Bahkan, jika Baleg DPR itu tetap membangkang kemudian dilindungi oleh aparat dengan melakukan tindakan represivitas berlebih —jangan sampai terjadi tindakan anarkis merusak dan menghancurkan fasilitas umum.
Apa yang lebih tandes dan efektif mem-pressure Baleg DPR itu, adalah dengan melakukan apa yang disebut disobidience, suatu ketidaktaan rakyat sebagai upaya pembalasan kepada Baleg DPR yang telah sama-sama melakukan pelanggaran konstitusi. Artinya, tidak taat konstitusi pula.
Disobidence, lazim biasa dilakukan dengan cara pemogokan dan pemboikotan. Itu pernah dilakukan di negara Georgia hingga Presiden jatuh dan negara bangkrut dikarenakan mosi tidak dipercaya rakyat: rakyat mogok membayar pajak, buruh mogok bekerja, dsb. Atau seperti di India dipimpin Mahatma Gandi melakukan apa yang disebut sebagai Gerakan bereskalasi terstruktur, sistematis dan masif: Ahimsa (perlawanan tanpa kekerasan), Hartal (mogok kerja) dan atau Satyagraha (anti kerjasama).
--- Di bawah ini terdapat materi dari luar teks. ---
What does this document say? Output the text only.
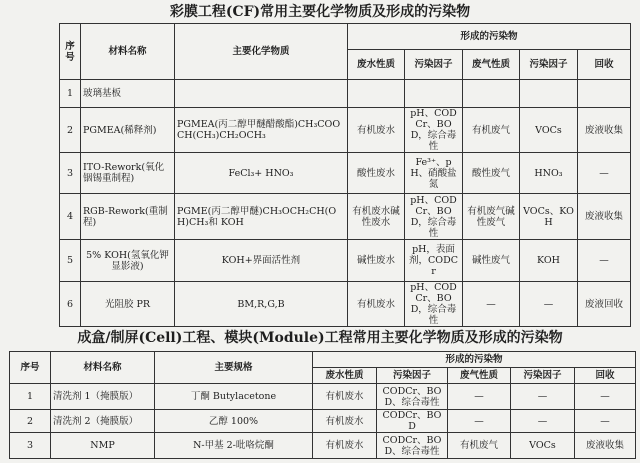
彩膜工程(CF)常用主要化学物质及形成的污染物
序号	材料名称	主要化学物质	形成的污染物				
			废水性质	污染因子	废气性质	污染因子	回收
1	玻璃基板						
2	PGMEA(稀释剂)	PGMEA(丙二醇甲醚醋酸酯)CH₃COOCH(CH₃)CH₂OCH₃	有机废水	pH、CODCr、BOD，综合毒性	有机废气	VOCs	废液收集
3	ITO-Rework(氧化铟锡重制程)	FeCl₃+ HNO₃	酸性废水	Fe³⁺、pH、硝酸盐氮	酸性废气	HNO₃	—
4	RGB-Rework(重制程)	PGME(丙二醇甲醚)CH₃OCH₂CH(OH)CH₃和 KOH	有机废水碱性废水	pH、CODCr、BOD，综合毒性	有机废气碱性废气	VOCs、KOH	废液收集
5	5% KOH(氢氧化钾显影液)	KOH+界面活性剂	碱性废水	pH，表面剂，CODCr	碱性废气	KOH	—
6	光阻胶 PR	BM,R,G,B	有机废水	pH、CODCr、BOD，综合毒性	—	—	废液回收
成盒/制屏(Cell)工程、模块(Module)工程常用主要化学物质及形成的污染物
序号	材料名称	主要规格	形成的污染物				
			废水性质	污染因子	废气性质	污染因子	回收
1	清洗剂 1（掩膜版）	丁酮 Butylacetone	有机废水	CODCr、BOD、综合毒性	—	—	—
2	清洗剂 2（掩膜版）	乙醇 100%	有机废水	CODCr、BOD	—	—	—
3	NMP	N-甲基 2-吡咯烷酮	有机废水	CODCr、BOD、综合毒性	有机废气	VOCs	废液收集
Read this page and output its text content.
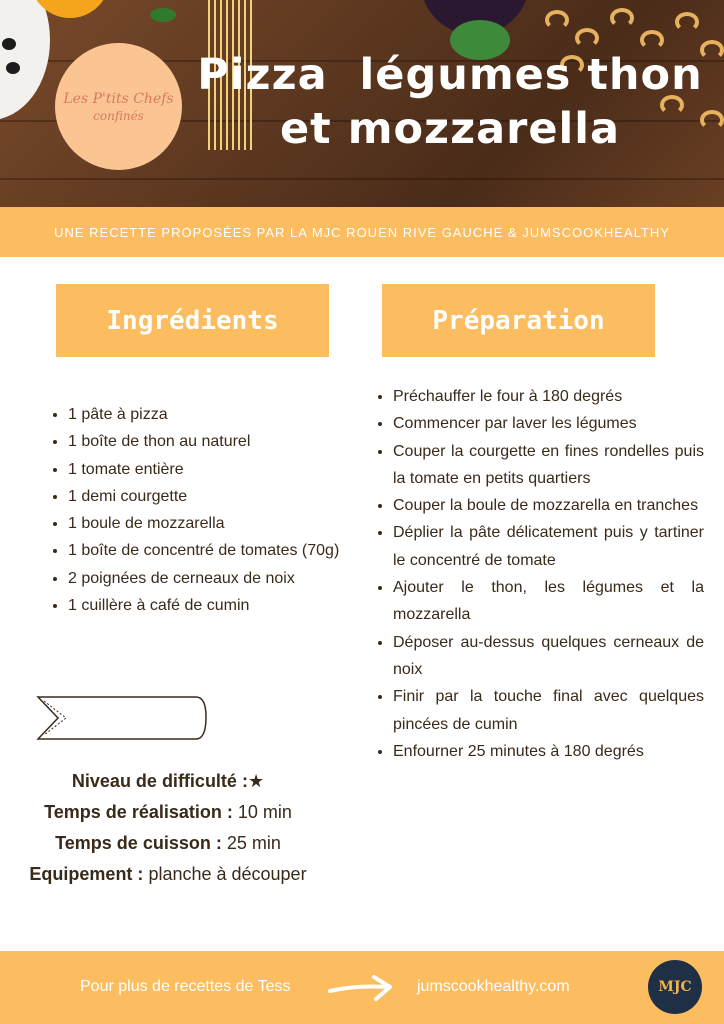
Les P'tits Chefs
confinés
Pizza  légumes thon
et mozzarella
UNE RECETTE PROPOSÉES PAR LA MJC ROUEN RIVE GAUCHE & JUMSCOOKHEALTHY
Ingrédients	Préparation
• 1 pâte à pizza
• 1 boîte de thon au naturel
• 1 tomate entière
• 1 demi courgette
• 1 boule de mozzarella
• 1 boîte de concentré de tomates (70g)
• 2 poignées de cerneaux de noix
• 1 cuillère à café de cumin
• Préchauffer le four à 180 degrés
• Commencer par laver les légumes
• Couper la courgette en fines rondelles puis la tomate en petits quartiers
• Couper la boule de mozzarella en tranches
• Déplier la pâte délicatement puis y tartiner le concentré de tomate
• Ajouter le thon, les légumes et la mozzarella
• Déposer au-dessus quelques cerneaux de noix
• Finir par la touche final avec quelques pincées de cumin
• Enfourner 25 minutes à 180 degrés
Niveau de difficulté :★
Temps de réalisation : 10 min
Temps de cuisson : 25 min
Equipement : planche à découper
Pour plus de recettes de Tess	jumscookhealthy.com	MJC
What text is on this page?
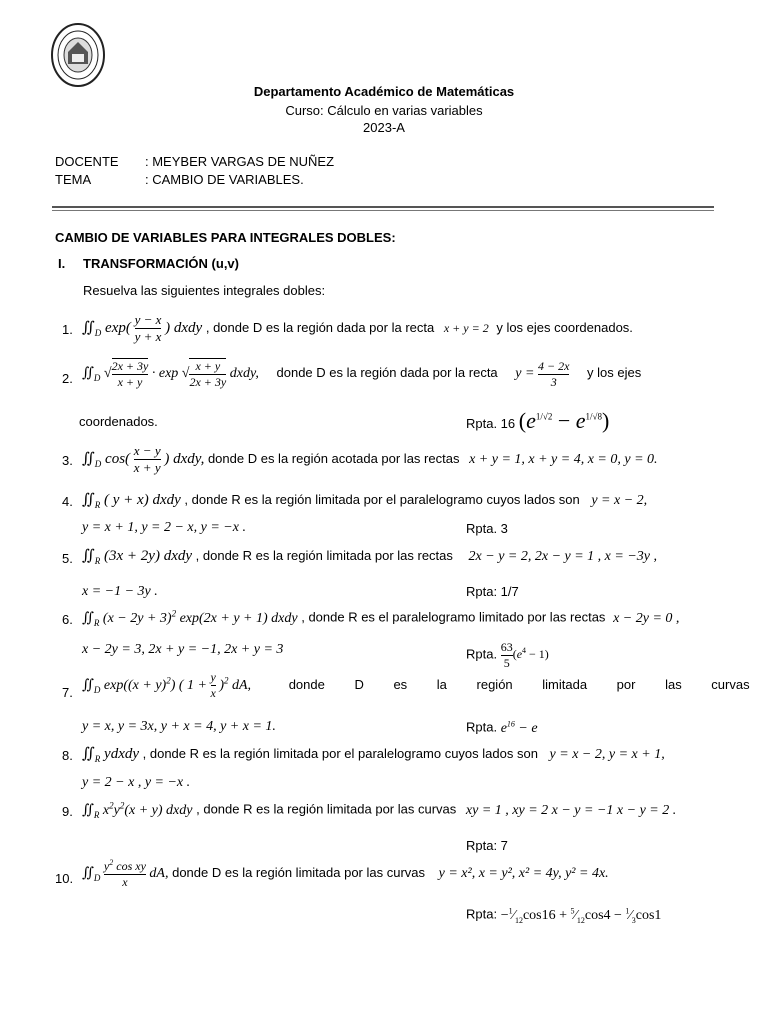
Departamento Académico de Matemáticas
Curso: Cálculo en varias variables
2023-A
DOCENTE : MEYBER VARGAS DE NUÑEZ
TEMA	: CAMBIO DE VARIABLES.
CAMBIO DE VARIABLES PARA INTEGRALES DOBLES:
I. TRANSFORMACIÓN (u,v)
Resuelva las siguientes integrales dobles:
1. $∬_D$ $\exp( \frac{y - x}{y + x}$ ) dxdy , donde D es la región dada por la recta x + y = 2 y los ejes coordenados.
2. $∬_D$ √ $\frac{2x + 3y}{x + y} \cdot \exp$ √ $\frac{x + y}{2x + 3y}$ dxdy, donde D es la región dada por la recta $y = \frac{4 - 2x}{3}$ y los ejes
coordenados.	Rpta. 16 $(e^{1/√2} - e^{1/√8})$
3. $∬_D$ $\cos( \frac{x - y}{x + y}$ ) dxdy, donde D es la región acotada por las rectas x + y = 1, x + y = 4, x = 0, y = 0.
4. $∬_R$ ( y + x) dxdy , donde R es la región limitada por el paralelogramo cuyos lados son y = x − 2,
y = x + 1, y = 2 − x, y = −x .	Rpta. 3
5. $∬_R$ (3x + 2y) dxdy , donde R es la región limitada por las rectas 2x − y = 2, 2x − y = 1 , x = −3y ,
x = −1 − 3y .	Rpta: 1/7
6. $∬_R$ $(x - 2y + 3)^2$ exp(2x + y + 1) dxdy , donde R es el paralelogramo limitado por las rectas x − 2y = 0 ,
x − 2y = 3, 2x + y = −1, 2x + y = 3	Rpta. $\frac{63}{5} (e^4 - 1)$
7. $∬_D$ $\exp((x + y)^2)$ ( $1 + \frac{y}{x} )^2$ dA,	donde D es la región limitada por las curvas
y = x, y = 3x, y + x = 4, y + x = 1.	Rpta. $e^{16} - e$
8. $∬_R$ ydxdy , donde R es la región limitada por el paralelogramo cuyos lados son y = x − 2, y = x + 1,
y = 2 − x , y = −x .
9. $∬_R$ $x^2y^2(x + y)$ dxdy , donde R es la región limitada por las curvas xy = 1 , xy = 2 x − y = −1 x − y = 2 .
Rpta: 7
10. $∬_D \frac{y^2 \cos xy}{x}$ dA, donde D es la región limitada por las curvas y = x², x = y², x² = 4y, y² = 4x.
Rpta: $-^1⁄_{12}\cos 16$ + $^5⁄_{12}\cos 4$ − $^1⁄_3\cos 1$
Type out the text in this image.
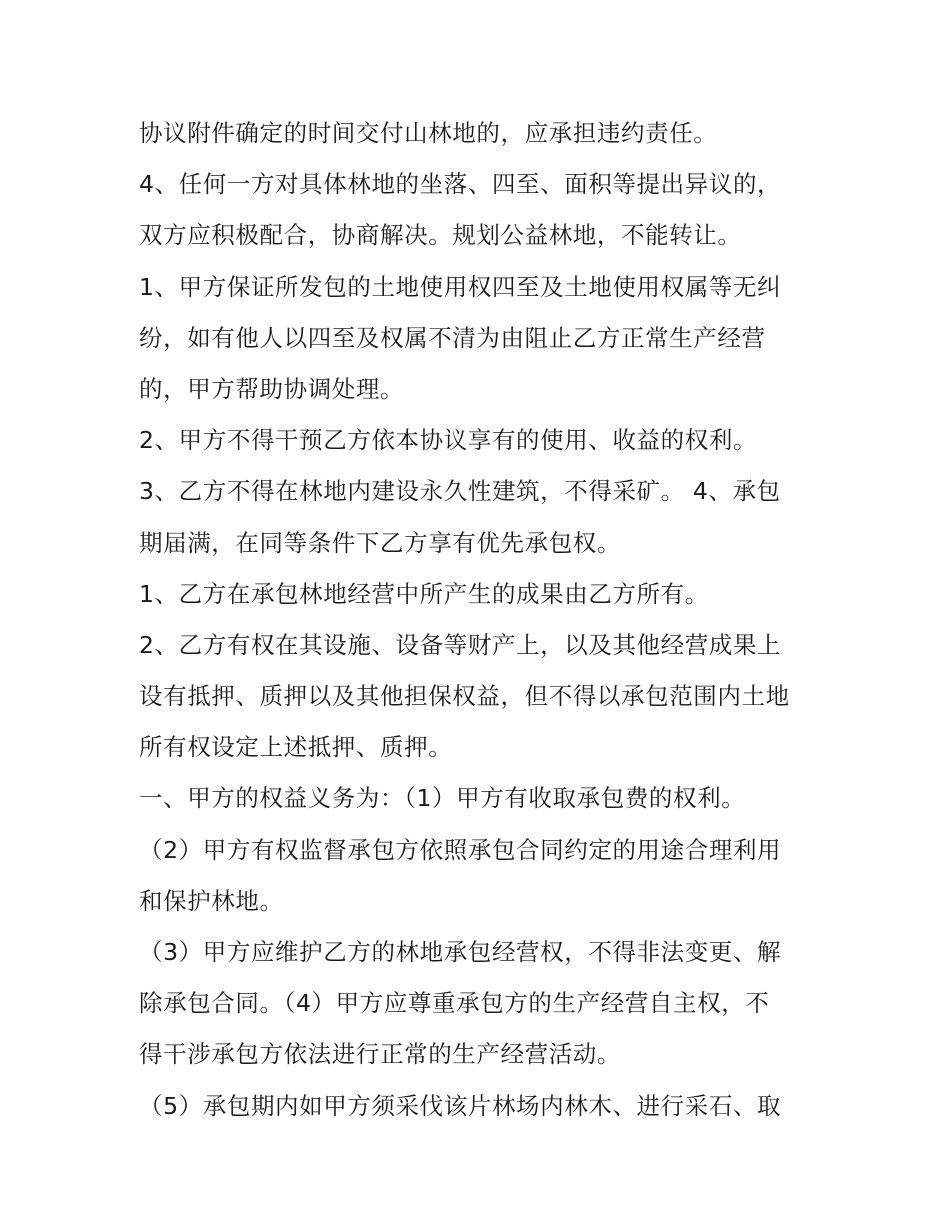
协议附件确定的时间交付山林地的，应承担违约责任。
4、任何一方对具体林地的坐落、四至、面积等提出异议的，
双方应积极配合，协商解决。规划公益林地，不能转让。
1、甲方保证所发包的土地使用权四至及土地使用权属等无纠
纷，如有他人以四至及权属不清为由阻止乙方正常生产经营
的，甲方帮助协调处理。
2、甲方不得干预乙方依本协议享有的使用、收益的权利。
3、乙方不得在林地内建设永久性建筑，不得采矿。 4、承包
期届满，在同等条件下乙方享有优先承包权。
1、乙方在承包林地经营中所产生的成果由乙方所有。
2、乙方有权在其设施、设备等财产上，以及其他经营成果上
设有抵押、质押以及其他担保权益，但不得以承包范围内土地
所有权设定上述抵押、质押。
一、甲方的权益义务为：（1）甲方有收取承包费的权利。
（2）甲方有权监督承包方依照承包合同约定的用途合理利用
和保护林地。
（3）甲方应维护乙方的林地承包经营权，不得非法变更、解
除承包合同。（4）甲方应尊重承包方的生产经营自主权，不
得干涉承包方依法进行正常的生产经营活动。
（5）承包期内如甲方须采伐该片林场内林木、进行采石、取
Itulah sebenarnya yang paling diwaspadai dan ditakuti oleh Prabowo, yaitu: bakal terjadinya disobidience ini suatu protes dengan sasaran jangka pendek tapi bisa berimplikasi ke jangka panjang.
Maka, Prabowo mengeluarkan pernyataan bahwa apa yang terjadi saat ini —demonstrasi unjuk penolakan RUU Pilkada —bukanlah kehendaknya.